Basecalling using Guppy
Base calling is the process of translating the electronic raw signal of the sequencer into bases, i.e., ATCG. As for most bioinformatic tasks there are many different tools to solve this problem. Here, we will only focus on the current state-of-the-art basecaller Guppy, which is the current “official” ONT basecaller. Although basecalling can be performed “live”, i.e., in real time while sequencing, it is often useful to separate the sequencing from basecalling. One advantage of “offline” basecalling is that the basecaller can use significant amounts of compute and read/write resources which may slow the sequencing process and, in rare cases, even lead to loss of sequencing data.
Guppy is a neural network based basecaller that in addition to basecalling also performs filtering of low quality reads, clipping of Oxford Nanopore adapters and estimation of methylation probabilities per base.
As input, Guppy, as well as the now deprecated Albacore and all other basecallers, uses files in fast5 format as input.
First, change into the directory /course_data/practicals/basecalling_practical. It contains a sub-directory called fast5 with fast5 files of a recent MinION run.
Apart from the input fast5 files guppy requires a configuration file that sets the basecalling parameters depending on which flowcell and library preparation kit was used to produce the data. To list all supported flowcell and library kits type
guppy_basecaller --print_workflows
The provided data was prepared using the SQK-LSK108 library preparation kit that was sequenced on a MIN106 flowcell.

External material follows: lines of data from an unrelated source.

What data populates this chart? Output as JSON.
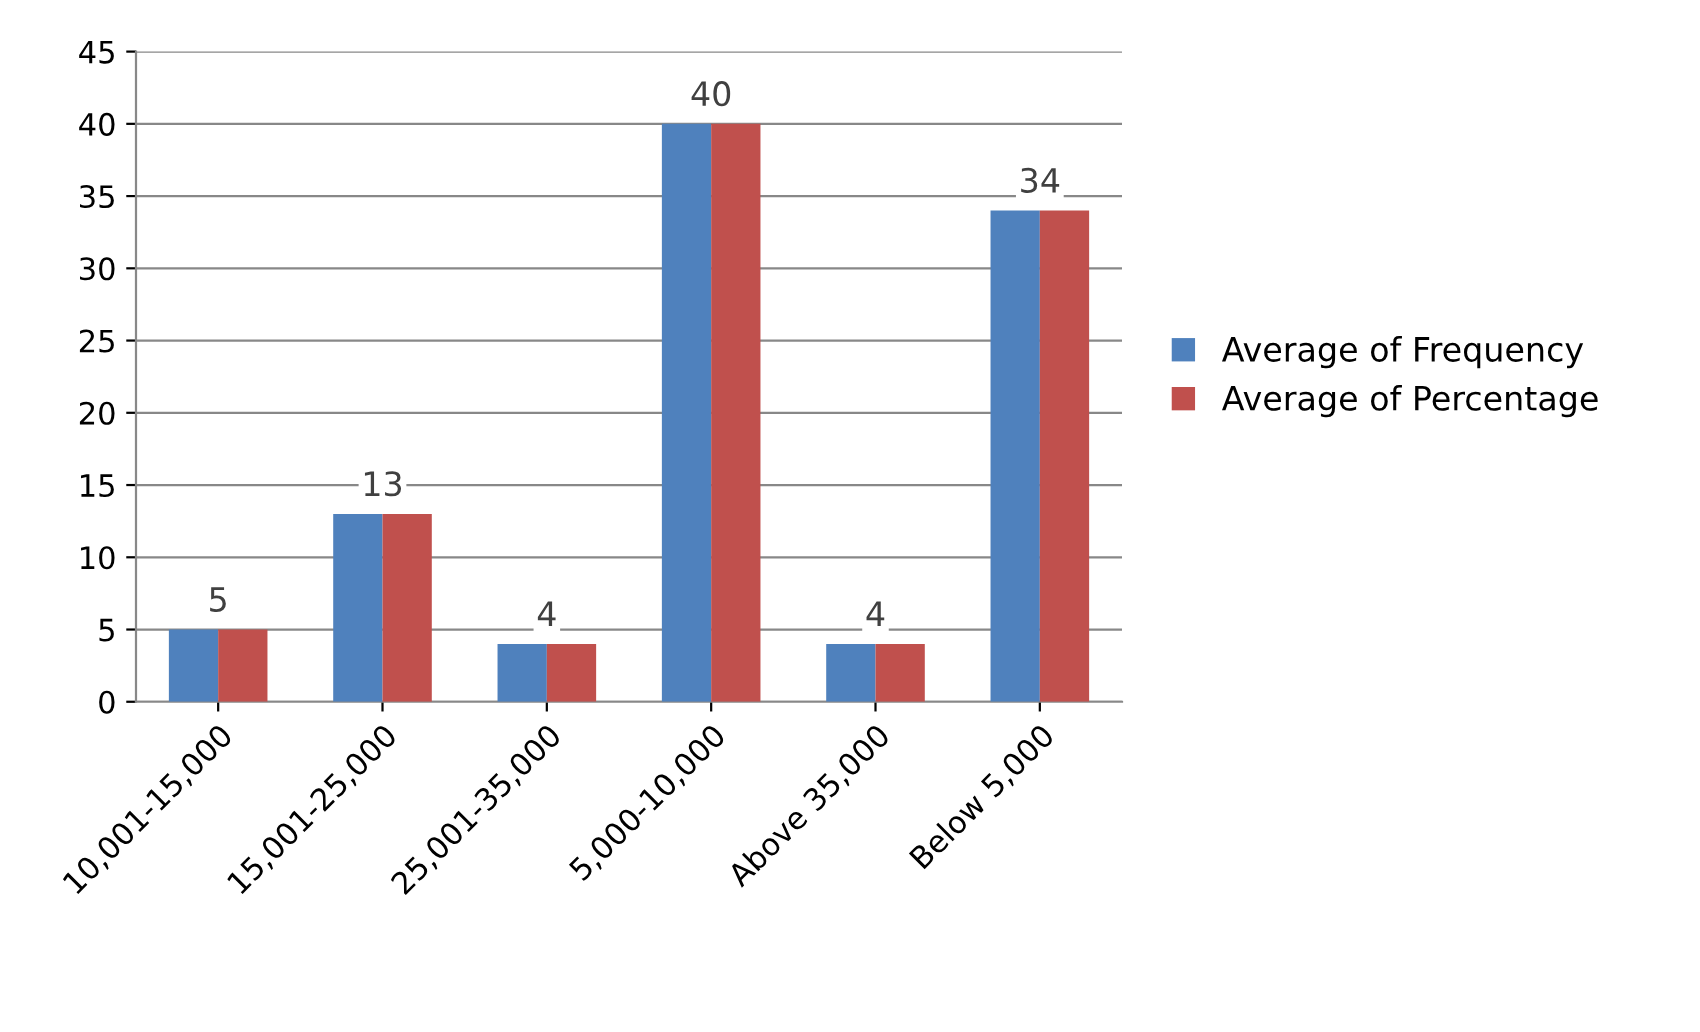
{
  "chart_data": {
    "type": "bar",
    "categories": [
      "10,001-15,000",
      "15,001-25,000",
      "25,001-35,000",
      "5,000-10,000",
      "Above 35,000",
      "Below 5,000"
    ],
    "series": [
      {
        "name": "Average of Frequency",
        "color": "#4f81bd",
        "values": [
          5,
          13,
          4,
          40,
          4,
          34
        ],
        "value_labels": [
          "5",
          "13",
          "4",
          "40",
          "4",
          "34"
        ]
      },
      {
        "name": "Average of Percentage",
        "color": "#c0504d",
        "values": [
          5,
          13,
          4,
          40,
          4,
          34
        ]
      }
    ],
    "ylim": [
      0,
      45
    ],
    "yticks": [
      0,
      5,
      10,
      15,
      20,
      25,
      30,
      35,
      40,
      45
    ],
    "grid": "y",
    "legend": "right"
  }
}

To start the basecalling you can either specify the flowcell and the library kit using the parameters -f FLO-MIN106 and -k SQK-LSK108 or use option –c and the name of the configuration file. For convenience we’ll use the option -c.
guppy_basecaller –i ./fast5 –s ./guppy_out –c dna_r9.4.1_450bps_hac.cfg \
--num_callers 2 --cpu_threads_per_caller 1
The command above will call guppy on the input fast5 directory option (-i) and write the output to the directory given with option -s.
The above command will run for several hours! …. therefore please stop Guppy now by pressing Ctrl-c (hold the control key and then press ‘c’) and copy the folder guppy_output from directory course_data/precompiled into the folder basecalling_practical.
- what directory you are in (can check with command pwd)
- where the directory is that you want to copy
- what the correct path for the destination is
To copy a directory use the following command
cp –R SOURCE_TO_COPY DESTINATION
where
- SOURCE_TO_COPY = the directory you want to copy
- DESTINATION = the folder/directory you want to copy it to
Change into the directory guppy_output and have a look what is in there. As you can see there are several .fastq files with the basecalled reads, one or more .log files that contains log messages from guppy as well as a sequencing_summary.txt file.
It is often useful to concatenate all the different fastq files into one big file for downstream analyses. From within the guppy_output directory use the cat command to do this:
cat *.fastq > all_guppy.fastq
This will create one fastq file called all_guppy.fastq with all your basecalled reads in it.